You will plan and execute full scope adversary emulation across cloud platforms pipelines and crypto systems. You will own engagements end to end evaluating environments to find vulnerabilities building the attack scenarios to prove them out and seeing your findings drive real fixes. You will communicate findings clearly and recommend practical mitigations to stakeholders and the blue team. You will mentor blue team members and lead cross team exercises such as purple teaming. You will support incident response with offensive security expertise and contribute to post incident action plans. You will build and improve red team tooling scripts infrastructure methodologies and documentation.

Responsibilities

• Plan and execute red team engagements, pentests, and ad hoc assessments against cloud, development pipelines, web and application layers, source code, and more.
• Apply attacker tactics, techniques, and procedures safely within Figment environments, including detection evasion work.
• Produce clear reports and presentations tailored to both technical and executive audiences.
• Partner with stakeholders, including technical staff, leadership, and legal counsel, to translate findings into risk-appropriate, actionable recommendations.
• Collaborate with the blue team to suggest mitigations, validate fixes, and improve defensive coverage.
• Mentor blue team members and lead cross-team exercises such as purple teaming.
• Support incident response with offensive security technical expertise and contribute to post-incident action plans.
• Build and improve red team tooling, scripts, infrastructure, methodologies, and documentation.

Requirements

• Experience with and strong understanding of cloud platforms, CI/CD pipelines, and supply chains.
• Demonstrated use of AI tools to accelerate offensive work with sound judgment about where they help versus where manual testing is required.
• Offensive expertise in container orchestration including attacking and escaping Docker and Kubernetes (container breakout, RBAC abuse, misconfiguration exploitation).
• Experience performing API and web application assessments.
• Experience performing source code review for security flaws.
• Experience building automations that chain red team tooling together, cutting manual effort across recon, exploitation, and reporting.
• Strong written and verbal communication conveying findings, risk, and remediation to engineers, stakeholders, and executives.
• Industry certifications such as OSCP/OSCE, OSEP, OSWE, GPEN, GCPN, GWAPT, or GXPN are a plus.
• Solid understanding and experience working with GitHub and GitHub Actions.
• Programming skills as well as the ability to read and assess applications written in multiple languages such as Go, Rust, and Ruby.
• Understanding of security risks for blockchain and crypto.

Benefits

• 100% remote-first environment.
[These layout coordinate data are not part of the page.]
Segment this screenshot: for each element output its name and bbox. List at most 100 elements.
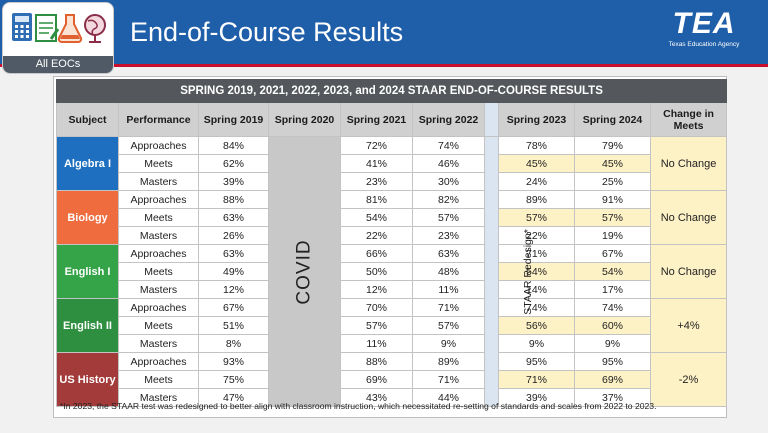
- value-cell-2019: 12%: [198, 280, 269, 299]
- value-cell-2022: 57%: [412, 316, 485, 335]
- table-row: Meets 63% 54% 57% 57% 57%: [57, 208, 727, 227]
- header-spring-2021: Spring 2021: [340, 102, 413, 137]
- value-cell-2023: 14%: [498, 280, 575, 299]
- table-row: English II Approaches 67% 70% 71% 74% 74% +4%: [56, 298, 728, 353]
- value-cell-2023: 9%: [498, 334, 575, 353]
- change-in-meets-cell: No Change: [649, 190, 728, 245]
- table-row: English I Approaches 63% 66% 63% 71% 67% No Cha…: [56, 244, 728, 299]
- value-cell-2022: 30%: [412, 172, 485, 191]
- value-cell-2021: 72%: [340, 136, 413, 155]
- results-table: SPRING 2019, 2021, 2022, 2023, and 2024 …: [55, 79, 728, 407]
- covid-column: COVID: [268, 136, 341, 407]
- value-cell-2019: 47%: [198, 388, 269, 407]
- value-cell-2024: 45%: [574, 154, 651, 173]
- performance-cell: Approaches: [118, 190, 199, 209]
- value-cell-2022: 89%: [412, 352, 485, 371]
- value-cell-2023: 74%: [498, 298, 575, 317]
- value-cell-2022: 48%: [412, 262, 485, 281]
- performance-cell: Approaches: [118, 352, 199, 371]
- value-cell-2019: 75%: [198, 370, 269, 389]
- value-cell-2023: 57%: [498, 208, 575, 227]
- value-cell-2021: 41%: [340, 154, 413, 173]
- value-cell-2024: 69%: [574, 370, 651, 389]
- performance-cell: Masters: [118, 388, 199, 407]
- value-cell-2024: 57%: [574, 208, 651, 227]
- header-change-in-meets: Change in Meets: [649, 102, 728, 137]
- value-cell-2024: 60%: [574, 316, 651, 335]
- header-spring-2024: Spring 2024: [574, 102, 651, 137]
- table-row: Algebra I Approaches 84% COVID 72% 74% STAAR R…: [56, 136, 728, 407]
- results-panel: SPRING 2019, 2021, 2022, 2023, and 2024 …: [53, 76, 728, 418]
- value-cell-2024: 67%: [574, 244, 651, 263]
- value-cell-2024: 37%: [574, 388, 651, 407]
- value-cell-2024: 9%: [574, 334, 651, 353]
- value-cell-2021: 43%: [340, 388, 413, 407]
- notebook-icon: [35, 14, 60, 42]
- value-cell-2023: 71%: [498, 244, 575, 263]
- globe-icon: [84, 14, 106, 43]
- header-subject: Subject: [56, 102, 119, 137]
- performance-cell: Masters: [118, 172, 199, 191]
- value-cell-2022: 23%: [412, 226, 485, 245]
- performance-cell: Masters: [118, 334, 199, 353]
- subject-cell: English II: [56, 298, 119, 353]
- change-in-meets-cell: No Change: [649, 136, 728, 191]
- value-cell-2023: 78%: [498, 136, 575, 155]
- value-cell-2019: 39%: [198, 172, 269, 191]
- value-cell-2022: 57%: [412, 208, 485, 227]
- header-redesign-spacer: [484, 102, 499, 137]
- tea-logo: TEA Texas Education Agency: [660, 8, 748, 56]
- table-row: Meets 75% 69% 71% 71% 69%: [57, 370, 727, 389]
- value-cell-2023: 39%: [498, 388, 575, 407]
- value-cell-2022: 71%: [412, 298, 485, 317]
- subject-cell: Algebra I: [56, 136, 119, 191]
- value-cell-2022: 71%: [412, 370, 485, 389]
- flask-icon: [57, 14, 83, 43]
- header-performance: Performance: [118, 102, 199, 137]
- header-spring-2022: Spring 2022: [412, 102, 485, 137]
- table-row: Meets 51% 57% 57% 56% 60%: [57, 316, 727, 335]
- performance-cell: Meets: [118, 262, 199, 281]
- covid-label: COVID: [293, 238, 315, 305]
- table-row: Masters 8% 11% 9% 9% 9%: [57, 334, 727, 353]
- footnote: *In 2023, the STAAR test was redesigned …: [60, 401, 657, 411]
- value-cell-2021: 54%: [340, 208, 413, 227]
- value-cell-2022: 63%: [412, 244, 485, 263]
- staar-redesign-label: STAAR Redesign*: [521, 228, 534, 315]
- header-spring-2023: Spring 2023: [498, 102, 575, 137]
- header-spring-2019: Spring 2019: [198, 102, 269, 137]
- value-cell-2024: 79%: [574, 136, 651, 155]
- performance-cell: Meets: [118, 208, 199, 227]
- value-cell-2019: 88%: [198, 190, 269, 209]
- value-cell-2021: 66%: [340, 244, 413, 263]
- performance-cell: Meets: [118, 154, 199, 173]
- value-cell-2021: 23%: [340, 172, 413, 191]
- value-cell-2022: 46%: [412, 154, 485, 173]
- tea-logo-mark: TEA: [672, 7, 736, 40]
- value-cell-2021: 69%: [340, 370, 413, 389]
- value-cell-2023: 95%: [498, 352, 575, 371]
- value-cell-2021: 88%: [340, 352, 413, 371]
- performance-cell: Meets: [118, 370, 199, 389]
- subject-cell: English I: [56, 244, 119, 299]
- table-row: Masters 47% 43% 44% 39% 37%: [57, 388, 727, 407]
- header-accent-line: [0, 64, 768, 67]
- subject-cell: US History: [56, 352, 119, 407]
- table-title: SPRING 2019, 2021, 2022, 2023, and 2024 …: [55, 79, 728, 103]
- subject-cell: Biology: [56, 190, 119, 245]
- value-cell-2019: 62%: [198, 154, 269, 173]
- table-row: US History Approaches 93% 88% 89% 95% 95% -2%: [56, 352, 728, 407]
- value-cell-2024: 91%: [574, 190, 651, 209]
- performance-cell: Approaches: [118, 298, 199, 317]
- value-cell-2023: 54%: [498, 262, 575, 281]
- change-in-meets-cell: +4%: [649, 298, 728, 353]
- value-cell-2019: 67%: [198, 298, 269, 317]
- value-cell-2021: 22%: [340, 226, 413, 245]
- value-cell-2023: 24%: [498, 172, 575, 191]
- table-row: Masters 12% 12% 11% 14% 17%: [57, 280, 727, 299]
- value-cell-2024: 25%: [574, 172, 651, 191]
- value-cell-2019: 93%: [198, 352, 269, 371]
- value-cell-2019: 51%: [198, 316, 269, 335]
- performance-cell: Approaches: [118, 136, 199, 155]
- value-cell-2019: 84%: [198, 136, 269, 155]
Our flagship office is in Toronto, Canada. We also have additional co-working spaces in New York, London, and Singapore.
• 4 weeks of PTO that kick in day one, with an additional 1 week of flex days.
• Extended company-paid health benefits that kick in day one.
• Best-in-class parental leave and flexible arrangements.
• A home office stipend to create a space that you enjoy working in.
• Monthly Wi-Fi reimbursement.
• A yearly Learning & Development budget.
• 401K (US) or RRSP match (Canada).
• Stock Options in the company.
• Annual on-site company gatherings and retreats to inspire team bonding, collaboration, and fun!